Noticeably absent from the list of major tech companies supporting FIDO2 and WebAuthn is Apple, says Avivah Litan, vice president and distinguished analyst at Gartner Research. While McDowell thinks that Apple will soon join the fray, Litan thinks that the maker of Macs and iPhones will stay out of the consortium of supporters, at least in the near future, “to promote [its] privacy principles.”
Those principles, she says, include guarding customer data from other companies. While WebAuthn bears similarities to the Apple ID log-in system in that it works across devices and platforms, one major difference is that it allows any website or device to use it, Litan says. With WebAuthn, when a consumer uses a major technology company’s log-in system, such as Windows Hello, that company might have insight into what else that person is doing online through WebAuthn.

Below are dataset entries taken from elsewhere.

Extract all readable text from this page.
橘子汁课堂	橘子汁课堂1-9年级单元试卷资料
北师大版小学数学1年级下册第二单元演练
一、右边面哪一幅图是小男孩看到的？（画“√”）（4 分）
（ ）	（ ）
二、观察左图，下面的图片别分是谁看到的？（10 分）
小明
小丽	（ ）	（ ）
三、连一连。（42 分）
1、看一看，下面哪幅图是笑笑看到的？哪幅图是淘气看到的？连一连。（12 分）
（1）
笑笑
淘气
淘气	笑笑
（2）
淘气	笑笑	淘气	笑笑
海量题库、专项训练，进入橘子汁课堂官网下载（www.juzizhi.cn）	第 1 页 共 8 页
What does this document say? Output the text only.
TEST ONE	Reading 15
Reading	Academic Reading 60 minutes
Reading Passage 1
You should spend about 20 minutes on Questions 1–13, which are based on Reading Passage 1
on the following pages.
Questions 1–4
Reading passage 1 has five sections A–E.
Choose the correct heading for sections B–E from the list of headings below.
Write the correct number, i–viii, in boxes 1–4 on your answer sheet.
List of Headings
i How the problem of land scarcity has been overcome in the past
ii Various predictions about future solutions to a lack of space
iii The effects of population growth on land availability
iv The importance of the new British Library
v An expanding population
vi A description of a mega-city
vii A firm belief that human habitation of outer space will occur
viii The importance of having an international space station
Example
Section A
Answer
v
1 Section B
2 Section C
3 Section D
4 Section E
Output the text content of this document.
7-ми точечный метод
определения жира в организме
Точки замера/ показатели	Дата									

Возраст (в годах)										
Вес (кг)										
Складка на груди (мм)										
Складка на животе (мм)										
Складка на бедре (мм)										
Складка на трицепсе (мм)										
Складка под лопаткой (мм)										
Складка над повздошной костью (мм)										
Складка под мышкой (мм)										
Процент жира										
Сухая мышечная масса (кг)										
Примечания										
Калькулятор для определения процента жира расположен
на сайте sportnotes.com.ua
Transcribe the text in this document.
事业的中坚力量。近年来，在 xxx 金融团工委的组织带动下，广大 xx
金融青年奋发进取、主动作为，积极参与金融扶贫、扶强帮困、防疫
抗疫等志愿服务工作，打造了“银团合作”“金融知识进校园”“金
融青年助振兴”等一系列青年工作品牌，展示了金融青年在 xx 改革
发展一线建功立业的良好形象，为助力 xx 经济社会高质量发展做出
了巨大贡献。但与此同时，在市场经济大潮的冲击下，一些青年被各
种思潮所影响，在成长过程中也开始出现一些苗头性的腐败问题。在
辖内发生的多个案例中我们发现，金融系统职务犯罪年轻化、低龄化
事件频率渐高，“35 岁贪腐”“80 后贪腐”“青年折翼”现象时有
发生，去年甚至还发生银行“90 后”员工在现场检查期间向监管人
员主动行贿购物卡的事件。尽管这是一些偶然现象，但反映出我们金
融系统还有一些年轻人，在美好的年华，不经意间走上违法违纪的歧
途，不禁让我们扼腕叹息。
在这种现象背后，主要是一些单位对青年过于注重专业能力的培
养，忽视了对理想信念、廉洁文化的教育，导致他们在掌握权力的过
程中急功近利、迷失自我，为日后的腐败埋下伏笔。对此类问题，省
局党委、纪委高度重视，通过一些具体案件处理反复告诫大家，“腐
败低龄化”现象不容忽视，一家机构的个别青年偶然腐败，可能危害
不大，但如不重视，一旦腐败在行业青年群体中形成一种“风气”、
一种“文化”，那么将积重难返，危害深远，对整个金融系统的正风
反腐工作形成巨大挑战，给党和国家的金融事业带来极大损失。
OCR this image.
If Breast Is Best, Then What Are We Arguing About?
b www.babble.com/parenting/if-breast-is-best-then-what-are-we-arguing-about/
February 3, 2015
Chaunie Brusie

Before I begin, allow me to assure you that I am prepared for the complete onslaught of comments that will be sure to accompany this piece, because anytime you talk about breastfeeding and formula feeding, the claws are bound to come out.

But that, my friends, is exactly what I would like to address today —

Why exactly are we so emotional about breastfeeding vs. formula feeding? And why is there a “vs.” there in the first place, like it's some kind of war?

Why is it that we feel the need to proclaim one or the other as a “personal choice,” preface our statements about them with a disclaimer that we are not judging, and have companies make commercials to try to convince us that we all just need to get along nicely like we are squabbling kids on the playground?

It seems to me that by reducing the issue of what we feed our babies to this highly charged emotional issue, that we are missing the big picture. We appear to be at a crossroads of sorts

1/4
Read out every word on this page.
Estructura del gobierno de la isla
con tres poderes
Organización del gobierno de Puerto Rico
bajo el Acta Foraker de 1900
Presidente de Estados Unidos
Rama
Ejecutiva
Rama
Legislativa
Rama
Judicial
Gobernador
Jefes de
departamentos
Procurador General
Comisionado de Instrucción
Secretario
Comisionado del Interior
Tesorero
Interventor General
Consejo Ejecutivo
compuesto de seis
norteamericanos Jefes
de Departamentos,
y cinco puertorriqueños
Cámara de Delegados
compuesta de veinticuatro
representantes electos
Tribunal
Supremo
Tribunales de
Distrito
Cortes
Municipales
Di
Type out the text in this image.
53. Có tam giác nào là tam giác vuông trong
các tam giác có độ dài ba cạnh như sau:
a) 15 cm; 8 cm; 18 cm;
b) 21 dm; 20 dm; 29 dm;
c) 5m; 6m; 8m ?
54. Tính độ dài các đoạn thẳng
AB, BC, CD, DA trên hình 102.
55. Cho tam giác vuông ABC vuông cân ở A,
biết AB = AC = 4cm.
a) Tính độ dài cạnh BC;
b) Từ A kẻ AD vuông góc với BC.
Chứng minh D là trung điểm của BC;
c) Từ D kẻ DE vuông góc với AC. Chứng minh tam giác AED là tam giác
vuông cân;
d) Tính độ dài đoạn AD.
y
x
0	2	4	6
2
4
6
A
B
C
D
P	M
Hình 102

The prospects of fraud reduction and data sharing across partner organizations helped attract major tech companies that support single sign-ons to WebAuthn, including Google, Microsoft, and Facebook, as well as smaller companies in the business of supporting multifactor authentication, such as Yubico. But data sharing also was a big part of Facebook’s recent scandal.
“The FIDO support is good because passwords are such a weak link, and people hate them,” Litan says. “But it’s bad because it gives the big companies more and more control. That’s what happens when you’re that big. You can roll out solutions that are ubiquitous pretty quickly.”
The death of the password may be nearer than ever before. But it’s not here yet, and the convenience of its replacement may come with unexpected costs.